Negotiating with buyers who know more than you do
  • sales
  • Blog post

Negotiating with buyers who know more than you do

Back in the Golden Age of Sales (assuming such a time ever existed), one of the most powerful weapons that a salesperson had was information — specifically, what negotiation experts call “asymmetric” information.

In price negotiations, for example, salespeople knew exactly how low they could go; buyers had to guess. Salespeople probably had a good idea of their competitors’ bottom- line prices too; buyers could only find that out through lengthy and arduous negotiations with each individual vendor. Salespeople might not know how much a given buyer was willing to pay, but they had a good idea of how much a buyer could afford to pay.
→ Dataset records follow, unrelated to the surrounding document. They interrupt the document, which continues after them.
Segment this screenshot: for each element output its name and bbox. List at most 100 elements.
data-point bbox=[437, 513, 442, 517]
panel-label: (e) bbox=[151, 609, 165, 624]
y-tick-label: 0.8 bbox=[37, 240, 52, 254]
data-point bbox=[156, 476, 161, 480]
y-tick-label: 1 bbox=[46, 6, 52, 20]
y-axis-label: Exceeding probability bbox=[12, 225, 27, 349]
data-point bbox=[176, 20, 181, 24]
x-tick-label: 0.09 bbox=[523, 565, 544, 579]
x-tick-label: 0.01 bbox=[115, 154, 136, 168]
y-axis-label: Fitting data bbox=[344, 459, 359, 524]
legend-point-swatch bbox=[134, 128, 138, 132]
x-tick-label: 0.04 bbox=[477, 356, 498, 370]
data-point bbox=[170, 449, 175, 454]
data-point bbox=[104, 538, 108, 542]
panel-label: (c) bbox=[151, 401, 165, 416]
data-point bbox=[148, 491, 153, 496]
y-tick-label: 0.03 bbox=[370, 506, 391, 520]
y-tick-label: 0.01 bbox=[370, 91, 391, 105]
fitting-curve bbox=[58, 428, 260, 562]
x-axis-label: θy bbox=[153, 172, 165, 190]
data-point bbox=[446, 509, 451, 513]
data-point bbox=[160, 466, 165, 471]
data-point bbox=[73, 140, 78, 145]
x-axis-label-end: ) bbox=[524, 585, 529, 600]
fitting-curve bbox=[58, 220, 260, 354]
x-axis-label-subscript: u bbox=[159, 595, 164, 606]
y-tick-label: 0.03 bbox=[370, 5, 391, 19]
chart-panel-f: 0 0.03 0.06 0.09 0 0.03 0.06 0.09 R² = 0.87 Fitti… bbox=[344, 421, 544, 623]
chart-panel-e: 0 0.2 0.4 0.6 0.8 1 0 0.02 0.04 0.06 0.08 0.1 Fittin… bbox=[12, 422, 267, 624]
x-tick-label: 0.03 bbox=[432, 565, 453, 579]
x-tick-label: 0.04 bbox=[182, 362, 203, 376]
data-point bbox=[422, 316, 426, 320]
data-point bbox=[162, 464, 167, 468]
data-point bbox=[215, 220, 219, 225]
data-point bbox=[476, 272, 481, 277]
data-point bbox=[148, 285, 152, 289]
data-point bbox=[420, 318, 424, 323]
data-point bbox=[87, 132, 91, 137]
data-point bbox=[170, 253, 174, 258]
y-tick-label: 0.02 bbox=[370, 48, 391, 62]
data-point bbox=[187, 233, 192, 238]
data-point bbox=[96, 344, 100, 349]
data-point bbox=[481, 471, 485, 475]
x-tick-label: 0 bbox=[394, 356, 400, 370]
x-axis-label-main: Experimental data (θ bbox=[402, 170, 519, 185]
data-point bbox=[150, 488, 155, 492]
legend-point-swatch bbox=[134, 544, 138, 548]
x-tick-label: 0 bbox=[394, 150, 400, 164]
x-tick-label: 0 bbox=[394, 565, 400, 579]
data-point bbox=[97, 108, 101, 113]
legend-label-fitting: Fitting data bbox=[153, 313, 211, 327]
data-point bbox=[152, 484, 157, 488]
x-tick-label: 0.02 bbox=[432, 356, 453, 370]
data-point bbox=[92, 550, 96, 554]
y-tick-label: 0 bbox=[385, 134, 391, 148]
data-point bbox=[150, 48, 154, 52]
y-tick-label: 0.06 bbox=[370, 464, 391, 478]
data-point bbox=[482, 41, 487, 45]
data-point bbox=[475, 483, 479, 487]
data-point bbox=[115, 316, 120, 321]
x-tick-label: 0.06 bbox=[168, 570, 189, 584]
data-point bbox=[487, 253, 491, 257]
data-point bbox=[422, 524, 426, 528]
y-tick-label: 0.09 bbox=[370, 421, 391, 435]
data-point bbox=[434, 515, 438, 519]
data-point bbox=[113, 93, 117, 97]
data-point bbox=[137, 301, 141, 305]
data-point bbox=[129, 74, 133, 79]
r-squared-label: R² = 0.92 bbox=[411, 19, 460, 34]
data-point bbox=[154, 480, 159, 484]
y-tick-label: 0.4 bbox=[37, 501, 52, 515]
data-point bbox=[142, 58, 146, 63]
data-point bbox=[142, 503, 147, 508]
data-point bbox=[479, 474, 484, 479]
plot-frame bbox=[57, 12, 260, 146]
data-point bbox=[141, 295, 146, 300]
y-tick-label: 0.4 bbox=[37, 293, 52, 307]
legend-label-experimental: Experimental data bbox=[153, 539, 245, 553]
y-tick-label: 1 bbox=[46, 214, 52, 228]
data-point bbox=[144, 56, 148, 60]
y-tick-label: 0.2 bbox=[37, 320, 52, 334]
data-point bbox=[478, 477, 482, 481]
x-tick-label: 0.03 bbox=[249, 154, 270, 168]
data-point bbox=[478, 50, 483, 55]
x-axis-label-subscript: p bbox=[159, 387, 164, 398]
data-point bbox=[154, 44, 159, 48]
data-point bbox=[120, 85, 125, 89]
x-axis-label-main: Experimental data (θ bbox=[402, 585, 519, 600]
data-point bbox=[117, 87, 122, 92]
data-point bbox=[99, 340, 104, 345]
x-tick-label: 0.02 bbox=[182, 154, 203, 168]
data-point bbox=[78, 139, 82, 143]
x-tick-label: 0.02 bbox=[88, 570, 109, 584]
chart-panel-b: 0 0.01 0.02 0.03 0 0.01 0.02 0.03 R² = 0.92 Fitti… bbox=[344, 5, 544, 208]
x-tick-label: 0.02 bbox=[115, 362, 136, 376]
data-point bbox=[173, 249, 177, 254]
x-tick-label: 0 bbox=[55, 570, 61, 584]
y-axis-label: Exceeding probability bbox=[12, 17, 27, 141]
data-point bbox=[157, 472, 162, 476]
In short, sellers knew a lot more than buyers did – and could use that information to their advantage.

These days, it’s often buyers who have the upper hand when it comes to information. They can comparison shop online. They can find out how low you’ve gone in the past (or how low someone in your organization was willing to go). They can use negative customer reviews to extract greater concessions. And if they don’t like your response, they can complain to hundreds or even thousands of other buyers.

It’s so unfair.

And yet it’s possible to use the buyer’s superior knowledge to help you win more sales.
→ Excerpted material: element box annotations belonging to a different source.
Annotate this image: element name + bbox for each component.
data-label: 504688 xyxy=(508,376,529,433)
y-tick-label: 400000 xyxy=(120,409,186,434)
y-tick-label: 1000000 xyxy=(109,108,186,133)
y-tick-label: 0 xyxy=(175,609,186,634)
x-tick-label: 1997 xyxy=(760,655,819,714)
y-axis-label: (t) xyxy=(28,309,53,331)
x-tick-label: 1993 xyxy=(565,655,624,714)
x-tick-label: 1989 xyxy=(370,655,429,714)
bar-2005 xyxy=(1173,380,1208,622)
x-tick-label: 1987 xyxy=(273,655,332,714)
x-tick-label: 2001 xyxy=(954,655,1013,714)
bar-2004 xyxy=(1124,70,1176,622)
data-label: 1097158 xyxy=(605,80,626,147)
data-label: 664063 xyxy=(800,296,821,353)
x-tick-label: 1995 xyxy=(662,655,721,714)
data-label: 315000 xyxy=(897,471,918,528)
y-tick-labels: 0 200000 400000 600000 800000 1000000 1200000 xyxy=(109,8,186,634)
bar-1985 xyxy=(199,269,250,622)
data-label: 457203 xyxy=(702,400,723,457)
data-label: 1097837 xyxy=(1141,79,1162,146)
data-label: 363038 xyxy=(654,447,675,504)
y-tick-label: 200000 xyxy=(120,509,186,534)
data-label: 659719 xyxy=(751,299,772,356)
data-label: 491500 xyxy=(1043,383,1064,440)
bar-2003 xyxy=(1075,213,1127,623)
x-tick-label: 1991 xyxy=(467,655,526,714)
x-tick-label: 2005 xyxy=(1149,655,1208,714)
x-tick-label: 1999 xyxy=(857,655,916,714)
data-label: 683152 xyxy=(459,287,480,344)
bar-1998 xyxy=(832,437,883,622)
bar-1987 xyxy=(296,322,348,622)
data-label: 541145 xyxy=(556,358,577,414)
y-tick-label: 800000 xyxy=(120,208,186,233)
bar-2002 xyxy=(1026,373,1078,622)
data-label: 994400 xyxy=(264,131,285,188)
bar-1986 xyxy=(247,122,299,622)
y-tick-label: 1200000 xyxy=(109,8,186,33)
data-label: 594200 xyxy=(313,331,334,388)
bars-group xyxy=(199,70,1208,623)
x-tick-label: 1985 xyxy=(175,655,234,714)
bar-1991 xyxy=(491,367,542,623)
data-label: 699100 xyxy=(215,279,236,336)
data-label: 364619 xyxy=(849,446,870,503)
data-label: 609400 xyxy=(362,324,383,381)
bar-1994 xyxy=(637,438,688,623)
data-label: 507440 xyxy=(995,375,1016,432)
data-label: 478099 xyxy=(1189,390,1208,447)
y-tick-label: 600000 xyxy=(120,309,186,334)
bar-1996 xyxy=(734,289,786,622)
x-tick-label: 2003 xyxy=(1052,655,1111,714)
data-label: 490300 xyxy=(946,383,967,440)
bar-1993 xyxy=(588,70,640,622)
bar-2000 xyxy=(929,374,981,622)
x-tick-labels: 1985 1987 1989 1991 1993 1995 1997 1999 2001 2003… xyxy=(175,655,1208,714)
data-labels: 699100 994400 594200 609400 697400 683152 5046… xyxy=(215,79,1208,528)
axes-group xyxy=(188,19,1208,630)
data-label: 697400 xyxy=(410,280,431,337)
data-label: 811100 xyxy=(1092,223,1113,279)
Here’s how: If your buyer already knows everything about you, you lose nothing by practicing full disclosure. And you gain tremendous credibility. Your buyer is expecting you to be cagey. Surprise him by being transparent. You got some bad customer reviews? Be the first to bring those reviews up (if your buyer hasn’t seen them yet, she will soon enough). Then when you point out that you’ve gotten 20 times as many good reviews, she’ll be more likely to trust you. Someone posted that your company gave them a 25 percent discount off list price? Admit it cheerfully – then explain what concessions the buyer made to get that price. (Or if that someone is fibbing, pull up the invoice that proves it.)

Don’t be afraid of the information a knowledgeable buyer brings to the table. Don’t try to hide from it. Share what you know freely, and you build credibility.